Opponents of trade liberalization are painting themselves into a corner. They repeat endlessly that rising imports and trade deficits are bad for the U.S. economy and American workers. Imports and the trade deficits they fuel supposedly reduce U.S. employment and wages and impoverish American households as we borrow more and more and sell off the family jewels to support consumption. And since imports and trade deficits keep expanding, our economy must be getting worse, right?
Wrong. This morning the Labor Department reported that the U.S. unemployment rate fell again last month, to 4.5 percent, which must be full employment by anybody’s definition. Almost 100,000 net jobs were added in February, despite cold weather that crimped construction. Those job gains come on top of a revised net gain of 372,000 jobs in December and January, bringing net employment growth in the past four years to 6.5 million. Today’s report also confirms that real wages continue to rise for American workers.

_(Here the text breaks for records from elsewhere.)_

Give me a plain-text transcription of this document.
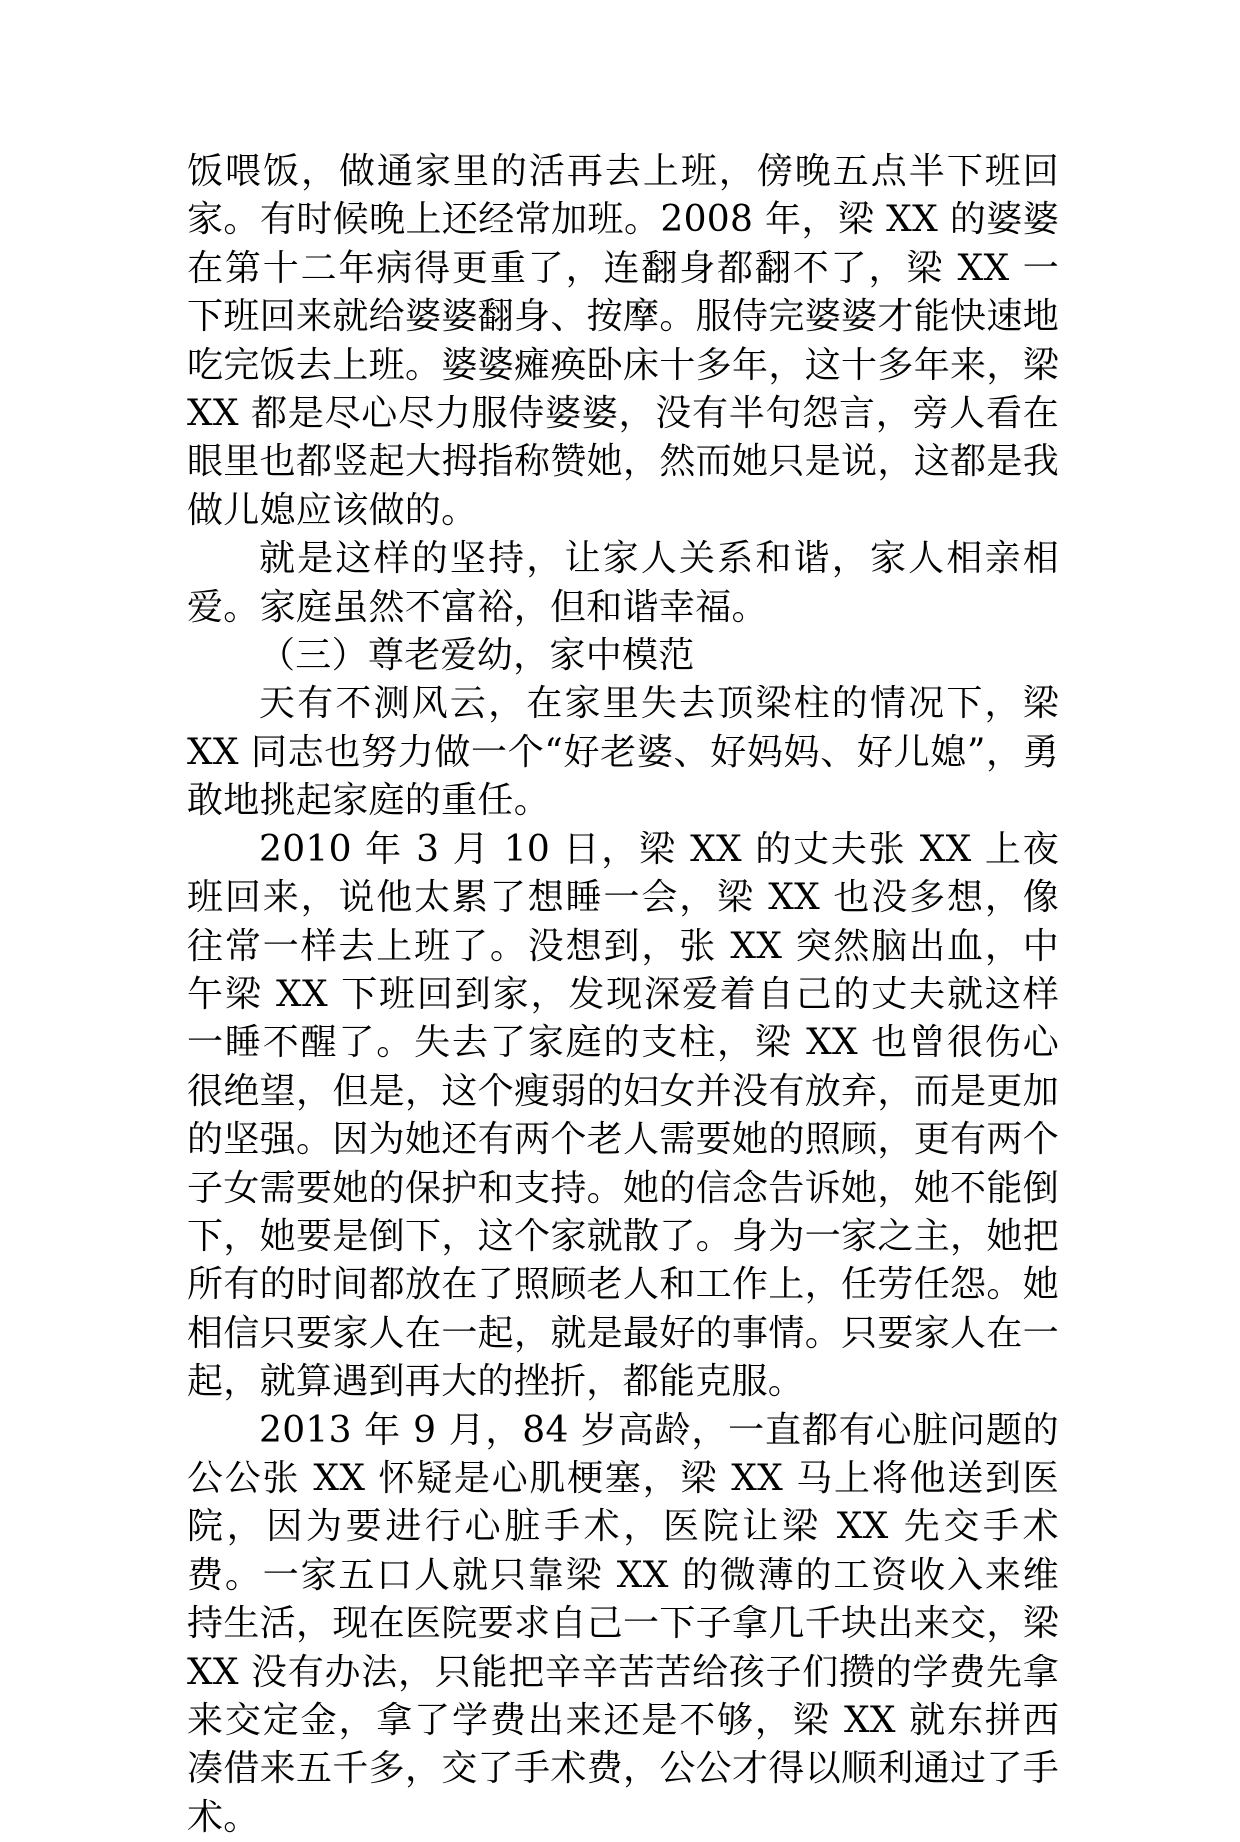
饭喂饭，做通家里的活再去上班，傍晚五点半下班回家。有时候晚上还经常加班。2008 年，梁 XX 的婆婆在第十二年病得更重了，连翻身都翻不了，梁 XX 一下班回来就给婆婆翻身、按摩。服侍完婆婆才能快速地吃完饭去上班。婆婆瘫痪卧床十多年，这十多年来，梁 XX 都是尽心尽力服侍婆婆，没有半句怨言，旁人看在眼里也都竖起大拇指称赞她，然而她只是说，这都是我做儿媳应该做的。

就是这样的坚持，让家人关系和谐，家人相亲相爱。家庭虽然不富裕，但和谐幸福。

（三）尊老爱幼，家中模范

天有不测风云，在家里失去顶梁柱的情况下，梁 XX 同志也努力做一个“好老婆、好妈妈、好儿媳”，勇敢地挑起家庭的重任。

2010 年 3 月 10 日，梁 XX 的丈夫张 XX 上夜班回来，说他太累了想睡一会，梁 XX 也没多想，像往常一样去上班了。没想到，张 XX 突然脑出血，中午梁 XX 下班回到家，发现深爱着自己的丈夫就这样一睡不醒了。失去了家庭的支柱，梁 XX 也曾很伤心很绝望，但是，这个瘦弱的妇女并没有放弃，而是更加的坚强。因为她还有两个老人需要她的照顾，更有两个子女需要她的保护和支持。她的信念告诉她，她不能倒下，她要是倒下，这个家就散了。身为一家之主，她把所有的时间都放在了照顾老人和工作上，任劳任怨。她相信只要家人在一起，就是最好的事情。只要家人在一起，就算遇到再大的挫折，都能克服。

2013 年 9 月，84 岁高龄，一直都有心脏问题的公公张 XX 怀疑是心肌梗塞，梁 XX 马上将他送到医院，因为要进行心脏手术，医院让梁 XX 先交手术费。一家五口人就只靠梁 XX 的微薄的工资收入来维持生活，现在医院要求自己一下子拿几千块出来交，梁 XX 没有办法，只能把辛辛苦苦给孩子们攒的学费先拿来交定金，拿了学费出来还是不够，梁 XX 就东拼西凑借来五千多，交了手术费，公公才得以顺利通过了手术。
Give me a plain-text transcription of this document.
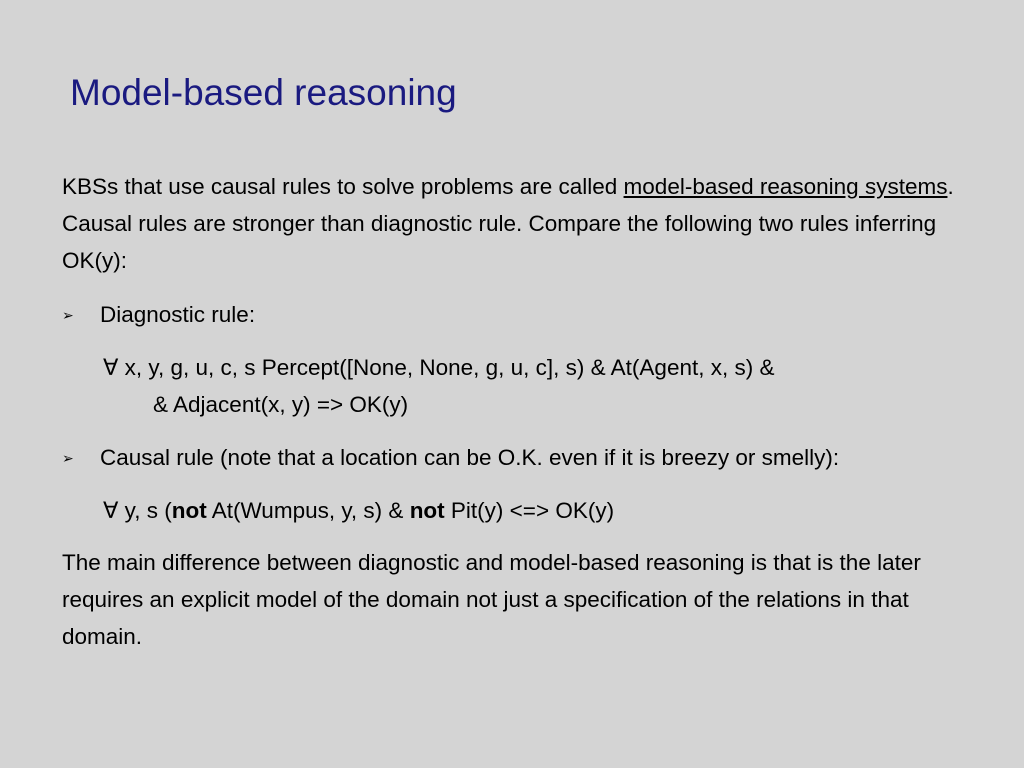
Model-based reasoning

KBSs that use causal rules to solve problems are called model-based reasoning systems. Causal rules are stronger than diagnostic rule. Compare the following two rules inferring OK(y):

➢ Diagnostic rule:
∀ x, y, g, u, c, s Percept([None, None, g, u, c], s) & At(Agent, x, s) &
& Adjacent(x, y) => OK(y)
➢ Causal rule (note that a location can be O.K. even if it is breezy or smelly):
∀ y, s (not At(Wumpus, y, s) & not Pit(y) <=> OK(y)

The main difference between diagnostic and model-based reasoning is that is the later requires an explicit model of the domain not just a specification of the relations in that domain.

Adding to the favorable picture, the Federal Reserve Board reported yesterday that the net household wealth of American families in the last quarter of 2006 reached a record $55.6 trillion. And that is net wealth: what we own after subtracting mortgage, consumer and other debts. Our net wealth is up 43 percent in the past four years, driven by increases not only in home values but also stock prices.
Granted, our infinitely complex, $13.5 trillion economy will have its ups and downs, but the current reality simply does not square with the politically tainted picture of economic misery and hopelessness being portrayed by certain critics of trade.